Traditional foreign aid, which relies on a government-to-government model, doesn’t do enough to generate significant and sustainable opportunities on the ground for people in developing nations. Instead, it tends to promote policies that create economic distortions and foster dependence on the government. It reinforces instead of fixing the problems that undermine sustainable development -- including corruption.

To break that dependency mindset, the U.S. must move away from the traditional, failed foreign aid model. As Ben Leo of the Center for Global Development notes, MCC is the only U.S. foreign aid program that has consistently focused on development assistance in areas developing countries actually want: jobs/income and infrastructure. When U.S. assistance has been closely aligned with those priorities, “the MCC has usually been the driving force behind it,” Leo says.

Yet what have we seen since 2009 under the Obama administration?

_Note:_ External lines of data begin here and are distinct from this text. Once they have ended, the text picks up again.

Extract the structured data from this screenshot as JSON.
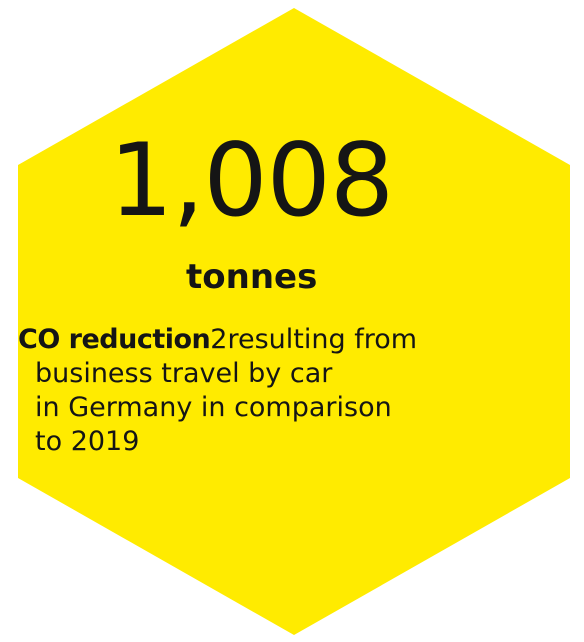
{
  "infographic": {
    "background_color": "#ffffff",
    "hexagon_color": "#ffeb00",
    "text_color": "#151515",
    "value": "1,008",
    "unit": "tonnes",
    "metric": "CO reduction",
    "subscript": "2",
    "description_line1": "resulting from",
    "description_line2": "business travel by car",
    "description_line3": "in Germany in comparison",
    "description_line4": "to 2019"
  }
}
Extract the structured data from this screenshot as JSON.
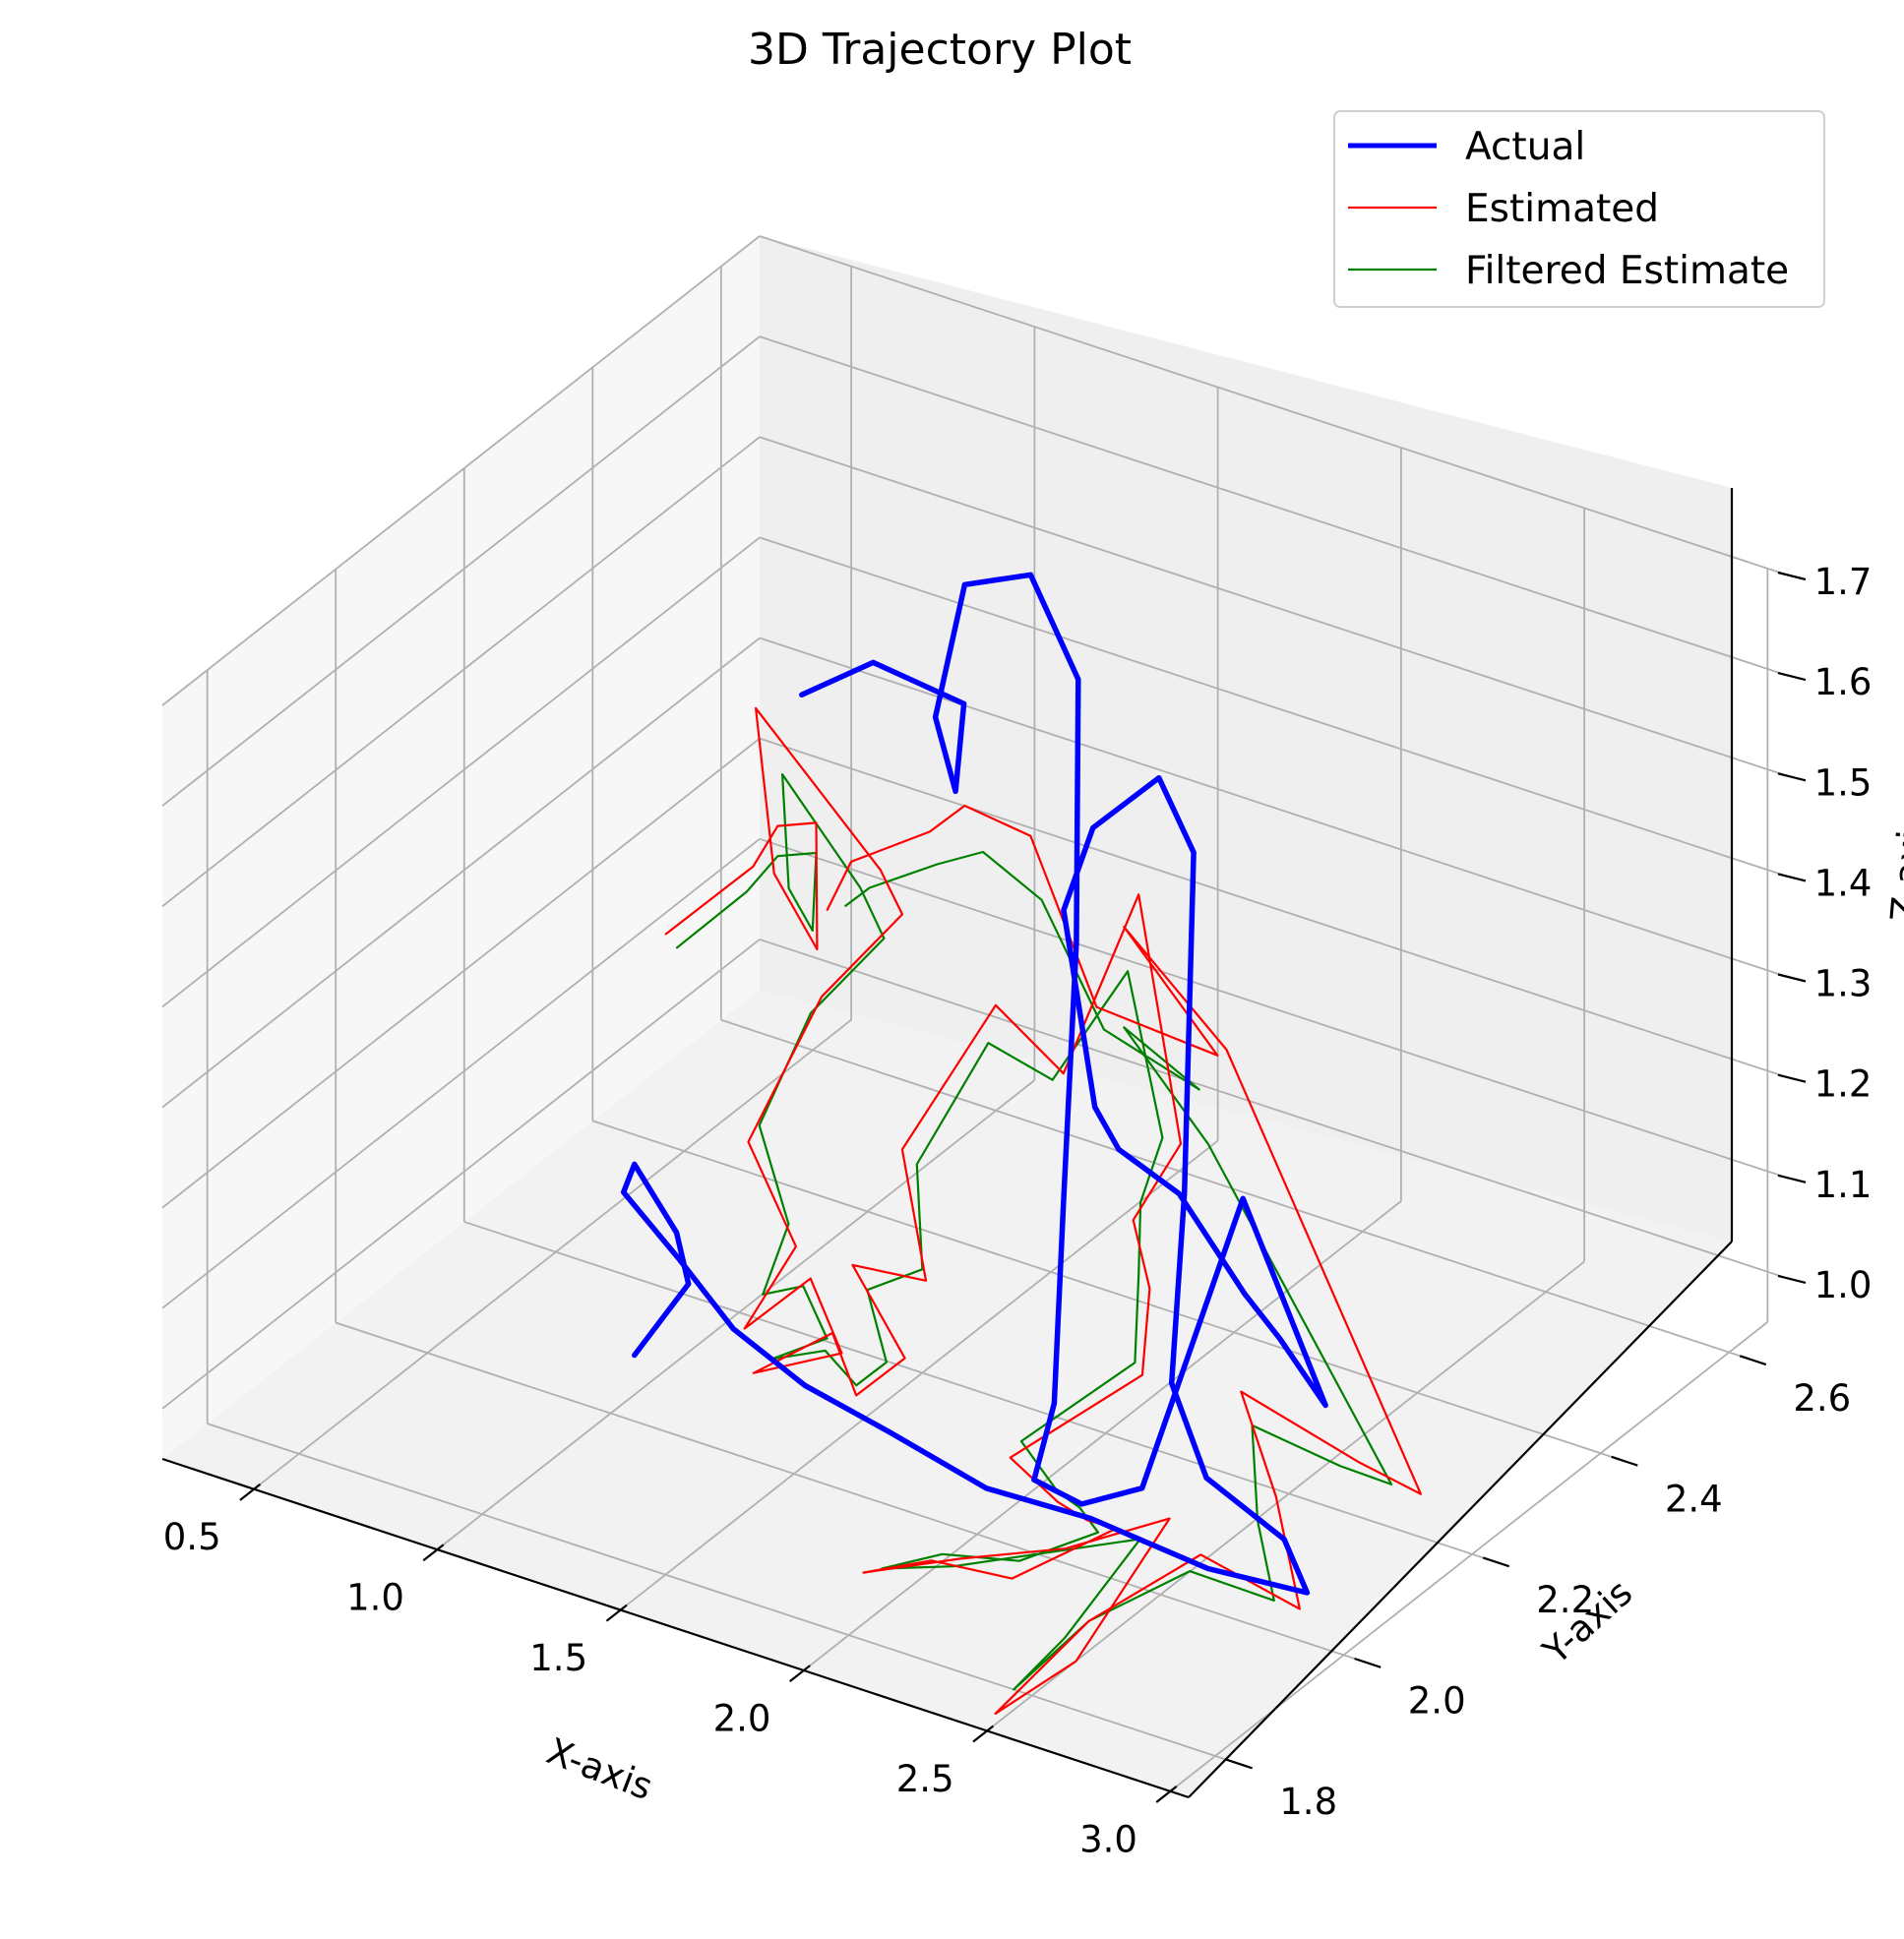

An MCC that funds projects that stray far afield of the core MCC mandate of anti-corruption and rule of law -- projects that promote “energy-efficient and lower-emissions household appliances” and wind farms in Mongolia; $332.5 million for a “Green Prosperity Project” to reduce greenhouse gases in Indonesia; a solar power project in Tanzania; and a $140 million MCC “investment” in Georgia for science, technology, engineering and math education.

These programs, whatever their overall merits, resemble traditional U.S. Agency for International Development (USAID) programs that the MCC was designed to avoid.

The U.S. Senate is about to confirm Ms. Dana Hyde to be the 4th CEO in the decade-old history of the MCC. Let’s hope that Ms. Hyde and the Obama administration hear this latest message from Congress so that the MCC can again become the driving force for positive change in 21st century foreign aid programs.

If MCC continues to morph into a sort of mini-USAID, Congress will inevitably question the need to keep funding it. And Ms. Hyde could wind up being the last CEO of the MCC.

 - James M. Roberts is a research fellow in the Center for International Trade and Economics at The Heritage Foundation.